Balochi literature, with its strong oral traditions and deep emotional reservoirs, already contains the raw material of greatness. But through engaging with global literature, we begin to find language for silence, form for memory, and technique for instinct. This is not dilution; it is refinement. A marriage of minds, a multi-alliance of voices speaking across time and geography, across era and space, across identify and knowledge, across perspective and logic, across different age and different century.

William Shakespeare, the master of human contradiction, gave the world not just stories, but ways of thinking. His tragedies, comedies, and histories were all grounded in language that explored love, ambition, betrayal, and wonder, elements that live equally within Balochi poetry. When we study how Shakespeare used metaphor to peel back layers of human nature, or how he structured acts and dialogue to hold tension and release, we begin to ask new questions of our own stories: how can we give voice to emotional depth in Balochi with such amazing ecstatic structure? How do we capture the storm within the stillness? How do we identify our Shakespeare?

“Give sorrow words; the grief that does not speak knits up the o’er-wrought heart and bids it breaks.”(Shakespeare, Macbeth)

This is what structure can do, not replace grief, but give it a container in which it can be shared, shaped, and remembered. That is what writers like Ragaam Baloch, Daad and Zubair Mukhtar attempted, not mimicry, but mastery of craft, drawn from conversation with the world.
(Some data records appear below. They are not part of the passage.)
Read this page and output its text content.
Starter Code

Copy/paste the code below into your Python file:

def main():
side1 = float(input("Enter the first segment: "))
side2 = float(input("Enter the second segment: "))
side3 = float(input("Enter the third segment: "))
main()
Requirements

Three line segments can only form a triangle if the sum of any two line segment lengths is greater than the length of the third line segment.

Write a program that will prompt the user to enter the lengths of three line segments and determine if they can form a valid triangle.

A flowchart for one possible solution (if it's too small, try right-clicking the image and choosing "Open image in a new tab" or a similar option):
The same is true for Kahlil Gibran, whose simplicity and philosophy in his own literature echoed when Gibran wrote:

“Your children are not your children. They are the sons and daughters of Life’s longing for itself.”

This deeply human view of continuity, belonging, and generational identity connects beautifully with the Balochi ethos, where ancestry and future are always in dialogue. The Baloch youth, in this way, can find themselves both in Gibran’s lyrical philosophy and in Zahoor Shah Hashmi’s grammatical and scholarly teachings. There is no contradiction, only expansion. And that is what true knowledge is. To evolve!

By placing Balochi literature in conversation with world literature, I mean to offer young Baloch readers a literary inheritance that is both native and global, familiar and exploratory and known to all. I invite them not only to speak Balochi, but to speak through Balochi in ways that resonate with readers in Cairo, Paris, Germany or New York. This is not a transformation of identity, but a transformation through identity.

“A writer is a world trapped in a person.”

(Victor Hugo)

When that world learns to build bridges with others, Shakespeare’s stage, Baudelaire’s sky, Goethe’s mind, it does not disappear. It shines more clearly with its structure standing tall, and with its pride higher.

Balochi literature does not need to be defended; it needs to be extended. And the minds of the youth, when exposed to both Atta Shad’s rain and Camus’ clarity, will not be confused. They willbe sharpened, inspired, and empowered to create a literature that is at once deeply rooted and widely reaching.